Characterization of superconducting nanowire single-photon detector with artificial constrictions
Ling Zhang, Lixing You, Dengkuan Liu, Weijun Zhang, Lu Zhang, Xiaoyu, Liu, Junjie Wu, Yuhao He, Chaolin Lv, Zhen Wang, and Xiaoming Xie

TL;DR
This study investigates how artificial constrictions in superconducting nanowire single-photon detectors affect their performance, revealing that dark counts originate from constrictions and confirming their impact on detection efficiency.
Contribution
The paper introduces a method to fabricate artificial constrictions in SNSPDs and systematically studies their influence on detector performance, providing direct evidence of constrictions' effects.
Findings
Dark counts originate from a single constriction.
Artificial constrictions affect detection efficiency.

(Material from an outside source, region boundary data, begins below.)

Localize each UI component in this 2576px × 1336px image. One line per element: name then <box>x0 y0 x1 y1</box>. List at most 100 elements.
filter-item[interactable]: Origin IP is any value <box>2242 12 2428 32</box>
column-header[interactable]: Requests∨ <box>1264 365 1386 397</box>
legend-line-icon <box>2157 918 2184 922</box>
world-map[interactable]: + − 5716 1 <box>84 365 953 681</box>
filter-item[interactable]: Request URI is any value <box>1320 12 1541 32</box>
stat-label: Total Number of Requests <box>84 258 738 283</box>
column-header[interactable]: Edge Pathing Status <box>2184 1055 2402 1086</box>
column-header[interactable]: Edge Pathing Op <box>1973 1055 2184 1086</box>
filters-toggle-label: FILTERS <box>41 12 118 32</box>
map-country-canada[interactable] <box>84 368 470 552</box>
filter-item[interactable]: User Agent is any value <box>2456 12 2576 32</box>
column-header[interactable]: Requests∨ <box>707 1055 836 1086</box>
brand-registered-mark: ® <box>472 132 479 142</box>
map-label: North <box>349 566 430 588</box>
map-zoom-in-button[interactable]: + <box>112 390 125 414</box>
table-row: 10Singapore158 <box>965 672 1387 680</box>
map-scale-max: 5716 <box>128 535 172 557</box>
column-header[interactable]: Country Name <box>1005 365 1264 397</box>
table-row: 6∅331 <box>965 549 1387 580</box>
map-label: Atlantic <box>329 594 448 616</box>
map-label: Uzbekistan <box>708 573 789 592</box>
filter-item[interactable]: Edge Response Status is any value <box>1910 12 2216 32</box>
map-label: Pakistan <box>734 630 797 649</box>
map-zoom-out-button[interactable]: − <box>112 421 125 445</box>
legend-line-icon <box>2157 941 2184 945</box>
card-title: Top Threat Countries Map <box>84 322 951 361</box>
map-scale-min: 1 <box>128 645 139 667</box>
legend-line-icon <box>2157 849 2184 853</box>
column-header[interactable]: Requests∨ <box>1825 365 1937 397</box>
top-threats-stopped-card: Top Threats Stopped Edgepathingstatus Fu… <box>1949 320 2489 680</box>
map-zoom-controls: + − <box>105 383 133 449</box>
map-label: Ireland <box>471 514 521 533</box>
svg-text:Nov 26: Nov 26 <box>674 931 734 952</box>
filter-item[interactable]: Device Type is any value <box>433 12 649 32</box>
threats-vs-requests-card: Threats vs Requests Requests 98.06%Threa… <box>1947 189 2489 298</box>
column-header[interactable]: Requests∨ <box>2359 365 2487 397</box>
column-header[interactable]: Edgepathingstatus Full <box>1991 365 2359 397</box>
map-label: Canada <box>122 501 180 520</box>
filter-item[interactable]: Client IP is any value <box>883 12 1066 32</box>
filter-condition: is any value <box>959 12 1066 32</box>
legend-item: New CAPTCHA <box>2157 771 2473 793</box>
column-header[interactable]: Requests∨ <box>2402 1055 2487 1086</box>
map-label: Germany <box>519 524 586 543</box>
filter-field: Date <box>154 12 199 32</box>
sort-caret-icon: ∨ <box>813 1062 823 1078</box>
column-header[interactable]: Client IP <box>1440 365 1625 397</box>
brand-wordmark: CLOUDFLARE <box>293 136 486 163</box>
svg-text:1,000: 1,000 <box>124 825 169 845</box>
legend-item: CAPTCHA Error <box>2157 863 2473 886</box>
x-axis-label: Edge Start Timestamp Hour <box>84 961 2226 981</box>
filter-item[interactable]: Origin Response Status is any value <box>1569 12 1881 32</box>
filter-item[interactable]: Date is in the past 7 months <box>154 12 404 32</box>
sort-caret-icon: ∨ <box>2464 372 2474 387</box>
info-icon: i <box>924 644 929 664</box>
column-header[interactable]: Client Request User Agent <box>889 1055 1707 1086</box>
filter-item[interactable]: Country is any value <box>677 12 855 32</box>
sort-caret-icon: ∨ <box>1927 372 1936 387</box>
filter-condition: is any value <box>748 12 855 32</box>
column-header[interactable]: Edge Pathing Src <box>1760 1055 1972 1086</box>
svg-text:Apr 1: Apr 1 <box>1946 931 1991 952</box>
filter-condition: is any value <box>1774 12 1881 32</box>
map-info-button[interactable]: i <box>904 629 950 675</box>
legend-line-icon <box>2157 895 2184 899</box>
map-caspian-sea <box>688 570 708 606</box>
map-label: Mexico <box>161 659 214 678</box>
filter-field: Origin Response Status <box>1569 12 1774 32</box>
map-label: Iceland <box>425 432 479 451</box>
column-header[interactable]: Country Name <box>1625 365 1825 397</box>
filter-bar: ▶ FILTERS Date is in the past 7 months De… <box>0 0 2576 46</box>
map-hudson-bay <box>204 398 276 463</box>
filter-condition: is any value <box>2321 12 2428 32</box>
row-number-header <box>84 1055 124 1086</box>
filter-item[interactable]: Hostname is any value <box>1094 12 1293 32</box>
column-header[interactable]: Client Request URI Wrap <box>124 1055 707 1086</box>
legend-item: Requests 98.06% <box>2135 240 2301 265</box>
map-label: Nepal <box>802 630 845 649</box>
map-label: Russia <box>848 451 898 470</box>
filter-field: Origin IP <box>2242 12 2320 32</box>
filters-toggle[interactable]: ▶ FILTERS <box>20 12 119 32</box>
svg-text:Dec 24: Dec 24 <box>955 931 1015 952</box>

Constrictions influence kinetic inductance and bias current relationship.
Abstract
Statistical studies on the performance of different superconducting nanowire single-photon detectors (SNSPDs) on one chip suggested that random constrictions existed in the nanowire that were barely registered by scanning electron microscopy. With the aid of advanced e-beam lithography, artificial geometric constrictions were fabricated on SNSPDs as well as single nanowires. In this way, we studied the influence of artificial constrictions on SNSPDs in a straight forward manner. By introducing artificial constrictions with different wire widths in single nanowires, we concluded that the dark counts of SNSPDs originate from a single constriction. Further introducing artificial constrictions in SNSPDs, we studied the relationship between detection efficiency and kinetic inductance and the bias current, confirming the hypothesis that constrictions exist in SNSPDs.